I can well imagine that people were speculating about the possibility of a DNS attack. But, sometimes the correct answer really is the simplest one.
From Market Watch:
“Cyber-Ark is excited to be a part of the McAfee Security Innovation Alliance program,” said Udi Mokady, president and chief executive officer of Cyber-Ark Software. “McAfee is a dynamic leader in this industry and has a clear understanding of the value of integrating valuable partner technology into the overall enterprise solution to achieve a more complete security offering for customers.”
No word on whether or not they will get matching spandex as a part of the “alliance”.
Yes, its early and the coffee hasn’t kicked in yet. Let me have my fun. In all fairness the Cyber Ark folks have a good product offering for managing passwords in an enterprise.
Ah, Bill. I love my Pats but, he committed the unforgivable sin in sports. He got caught trying to swipe the other team playbook.
Now, you can get your own Playbook from the good people at Matasano. No, not a sports playbook. It’s been a while since I trotted out a sports reference.
Humour me.
What I am eventually working my way around to is that Matasano has launched their new product offering called Playbook. So, what is it exactly? Well, from their site we have the explanation.
From Matasano:
Playbook helps organizations with multiple network firewalls to better manage their policies by providing a centralized and version controlled repository of rulesets, which can be easily browsed or searched via the web. Network operators can review all recent rule changes affecting the London branch, document a recently provisioned firewall at corporate offices, and rollback to the last known version of rules for the North-East group after an update gone wrong with only a couple of clicks and without having to log into 50 different devices.
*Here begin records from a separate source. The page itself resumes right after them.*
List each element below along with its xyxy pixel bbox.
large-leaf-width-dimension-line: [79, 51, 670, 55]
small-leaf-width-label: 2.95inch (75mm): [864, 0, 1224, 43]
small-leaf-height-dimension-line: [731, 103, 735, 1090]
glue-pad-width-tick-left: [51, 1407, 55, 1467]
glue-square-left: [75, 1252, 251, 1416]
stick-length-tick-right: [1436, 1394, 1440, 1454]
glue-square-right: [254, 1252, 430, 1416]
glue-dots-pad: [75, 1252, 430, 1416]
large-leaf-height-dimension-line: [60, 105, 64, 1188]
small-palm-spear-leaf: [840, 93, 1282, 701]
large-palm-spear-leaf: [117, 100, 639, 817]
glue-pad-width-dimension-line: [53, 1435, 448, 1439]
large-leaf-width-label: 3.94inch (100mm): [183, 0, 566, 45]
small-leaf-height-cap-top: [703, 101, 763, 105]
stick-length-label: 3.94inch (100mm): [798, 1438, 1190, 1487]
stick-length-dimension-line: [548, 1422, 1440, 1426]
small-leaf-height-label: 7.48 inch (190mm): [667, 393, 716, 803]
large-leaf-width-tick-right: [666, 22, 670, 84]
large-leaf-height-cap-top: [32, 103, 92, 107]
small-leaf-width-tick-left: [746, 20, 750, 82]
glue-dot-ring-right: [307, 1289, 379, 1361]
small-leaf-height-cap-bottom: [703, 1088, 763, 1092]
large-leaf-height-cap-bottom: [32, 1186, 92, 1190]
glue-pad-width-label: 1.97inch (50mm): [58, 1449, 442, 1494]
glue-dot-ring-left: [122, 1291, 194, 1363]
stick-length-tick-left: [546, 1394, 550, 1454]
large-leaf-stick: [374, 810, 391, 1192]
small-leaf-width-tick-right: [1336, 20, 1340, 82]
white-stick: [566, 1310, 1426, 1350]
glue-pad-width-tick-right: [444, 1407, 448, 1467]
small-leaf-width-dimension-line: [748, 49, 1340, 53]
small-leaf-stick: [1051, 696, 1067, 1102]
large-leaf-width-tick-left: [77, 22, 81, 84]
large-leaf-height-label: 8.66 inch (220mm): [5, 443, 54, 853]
Um, that’s cool. Quite cool in fact.
Read the write up on their blog.
To throw more fuel on Myrcurial’s “cyber” fire I figured I would point folks to this article from the Arizona Star. I have to admit that I completely agree with him on the gratuitous use of the word “cyber” by talking heads and mainstream media.
From azstarnet:
Raytheon Co., which bought data-protection company Oakley Networks last year, created an information security unit to insulate federal government computers from attack and commercial customers from fraud or theft.
The new unit will seek to expand revenue in the federal and commercial data-security markets with combined total annual sales of $8 billion, Steve Hawkins, vice president of information security solutions, said in an interview Tuesday.
The $7 billion government information-security market will grow 20 percent annually over the next five years, Hawkins said. The $1 billion commercial market is increasing 40 percent annually. The new division will combine the assets acquired from Oakley with Waltham, Mass.-based Raytheon’s 25 years of experience in information security.
Yet another defense contractor jumps into the “me too” infosec pool.